From a command and control point of view it is important to control the inputs in order to control the outputs. Scaling up allows an organization to reach economies, streamline operations and ultimately control processes. This works ok in situations where resources are infinite or at the very least not scarce. It also assumes that the outputs are universally demanded and relevant. We are increasingly finding that resources are scarce, people are searching against need and objectives and new markets are organizing themselves differently.
Scale in this form is no longer the universal truth. Through opening up the process , each contributor is able to use what has been built so far and add to it in a way that makes it relevant to their needs, objectives, resources, experience, context and knowledge. The scale element comes from sharing and building upon existing knowledge through an open model. In simple terms this equates to taking the elements that work successfully within a general framework and applying those while changing specific elements that relate to context, resources, needs, learning styles and so on.
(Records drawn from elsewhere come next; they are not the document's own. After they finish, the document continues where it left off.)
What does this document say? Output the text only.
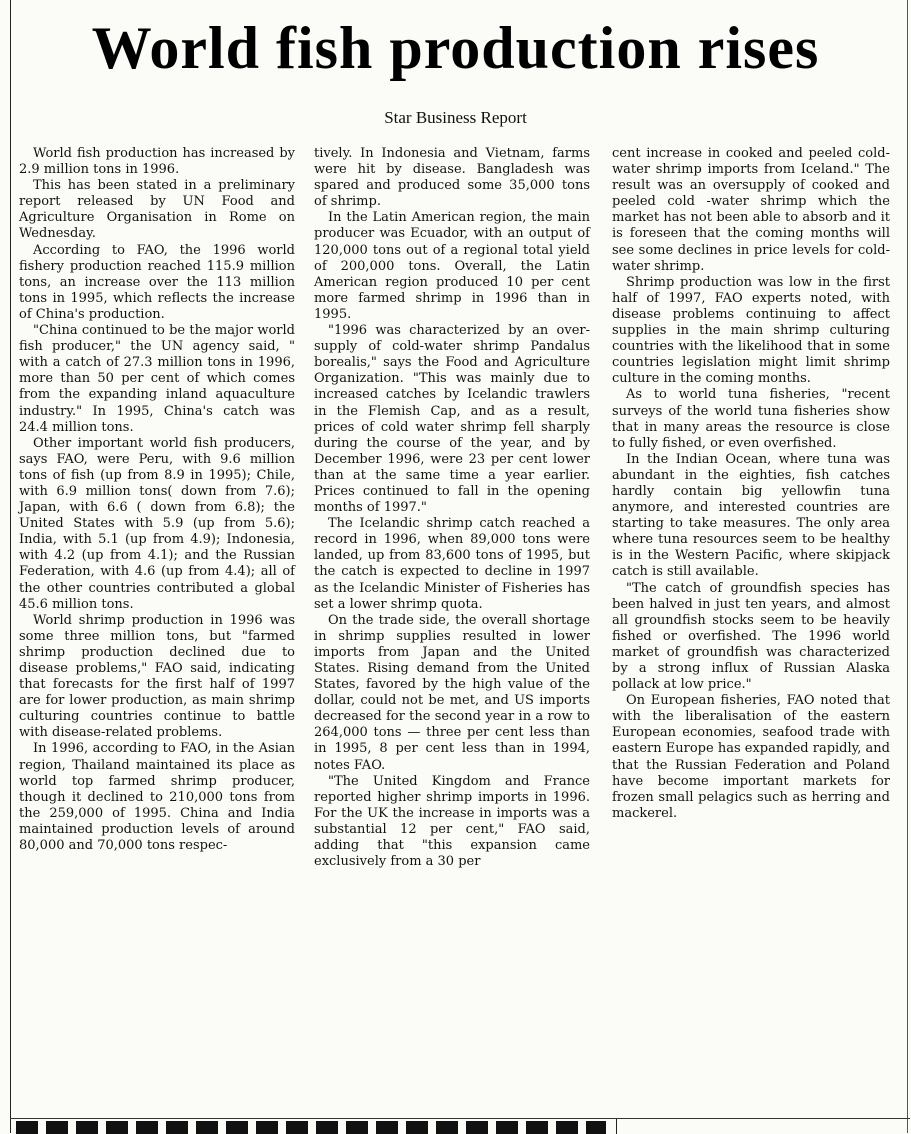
World fish production rises
Star Business Report

World fish production has increased by 2.9 million tons in 1996.

This has been stated in a preliminary report released by UN Food and Agriculture Organisation in Rome on Wednesday.

According to FAO, the 1996 world fishery production reached 115.9 million tons, an increase over the 113 million tons in 1995, which reflects the increase of China's production.

"China continued to be the major world fish producer," the UN agency said, " with a catch of 27.3 million tons in 1996, more than 50 per cent of which comes from the expanding inland aquaculture industry." In 1995, China's catch was 24.4 million tons.

Other important world fish producers, says FAO, were Peru, with 9.6 million tons of fish (up from 8.9 in 1995); Chile, with 6.9 million tons( down from 7.6); Japan, with 6.6 ( down from 6.8); the United States with 5.9 (up from 5.6); India, with 5.1 (up from 4.9); Indonesia, with 4.2 (up from 4.1); and the Russian Federation, with 4.6 (up from 4.4); all of the other countries contributed a global 45.6 million tons.

World shrimp production in 1996 was some three million tons, but "farmed shrimp production declined due to disease problems," FAO said, indicating that forecasts for the first half of 1997 are for lower production, as main shrimp culturing countries continue to battle with disease-related problems.

In 1996, according to FAO, in the Asian region, Thailand maintained its place as world top farmed shrimp producer, though it declined to 210,000 tons from the 259,000 of 1995. China and India maintained production levels of around 80,000 and 70,000 tons respec-

tively. In Indonesia and Vietnam, farms were hit by disease. Bangladesh was spared and produced some 35,000 tons of shrimp.

In the Latin American region, the main producer was Ecuador, with an output of 120,000 tons out of a regional total yield of 200,000 tons. Overall, the Latin American region produced 10 per cent more farmed shrimp in 1996 than in 1995.

"1996 was characterized by an over-supply of cold-water shrimp Pandalus borealis," says the Food and Agriculture Organization. "This was mainly due to increased catches by Icelandic trawlers in the Flemish Cap, and as a result, prices of cold water shrimp fell sharply during the course of the year, and by December 1996, were 23 per cent lower than at the same time a year earlier. Prices continued to fall in the opening months of 1997."

The Icelandic shrimp catch reached a record in 1996, when 89,000 tons were landed, up from 83,600 tons of 1995, but the catch is expected to decline in 1997 as the Icelandic Minister of Fisheries has set a lower shrimp quota.

On the trade side, the overall shortage in shrimp supplies resulted in lower imports from Japan and the United States. Rising demand from the United States, favored by the high value of the dollar, could not be met, and US imports decreased for the second year in a row to 264,000 tons — three per cent less than in 1995, 8 per cent less than in 1994, notes FAO.

"The United Kingdom and France reported higher shrimp imports in 1996. For the UK the increase in imports was a substantial 12 per cent," FAO said, adding that "this expansion came exclusively from a 30 per

cent increase in cooked and peeled cold-water shrimp imports from Iceland." The result was an oversupply of cooked and peeled cold -water shrimp which the market has not been able to absorb and it is foreseen that the coming months will see some declines in price levels for cold-water shrimp.

Shrimp production was low in the first half of 1997, FAO experts noted, with disease problems continuing to affect supplies in the main shrimp culturing countries with the likelihood that in some countries legislation might limit shrimp culture in the coming months.

As to world tuna fisheries, "recent surveys of the world tuna fisheries show that in many areas the resource is close to fully fished, or even overfished.

In the Indian Ocean, where tuna was abundant in the eighties, fish catches hardly contain big yellowfin tuna anymore, and interested countries are starting to take measures. The only area where tuna resources seem to be healthy is in the Western Pacific, where skipjack catch is still available.

"The catch of groundfish species has been halved in just ten years, and almost all groundfish stocks seem to be heavily fished or overfished. The 1996 world market of groundfish was characterized by a strong influx of Russian Alaska pollack at low price."

On European fisheries, FAO noted that with the liberalisation of the eastern European economies, seafood trade with eastern Europe has expanded rapidly, and that the Russian Federation and Poland have become important markets for frozen small pelagics such as herring and mackerel.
So in terms of what you are saying Liz, a common set of objectives and end goals does not equate to a universal or blanket approach. Each corporate jet works within the objectives and goals of the carrier but also work within their resources to effect strategies and structures that are locally and contextually resourced, but universally relevant.
Ben Curnett said
Hi Liz. Your second bullet, “corporations have more to lose” and its supporting points, is precisely why so many big companies suck at social media.
Here’s a corporate jet: Let the employees that you trust to answer email, call customers, sell your services, and talk about you to their colleagues have the freedom to talk about you using social media.
What corporations will find is that the jet has a culture all its own, one that’s better for flying than the culture on the aircraft carrier. The pilots are smart (that’s why you hired them). They don’t script every move. They improvise, and make the whole operation better.
Because a lot of the best of social media is done… um… on the fly
Can Corporate Jets Help Aircraft Carriers Adapt to the Social Web … » bookmarking said
[...] An interesting post today. Here’s a quick excerpt: It’s a Metaphor and a Challenge When I worked for a small publisher turning itself around, we were well aware of the disadvantage our size in terms of. Read the rest of this great post Here [...]
ME Liz Strauss said
Ben,
I was wondering whether anyone would take the challenge. And you came back with a brilliant response. Awesome.
Let the jet go improvise. and make the whole operation better. Because a lot of the best of social media is done… um… on the fly
I think this could be a campaign for social media!!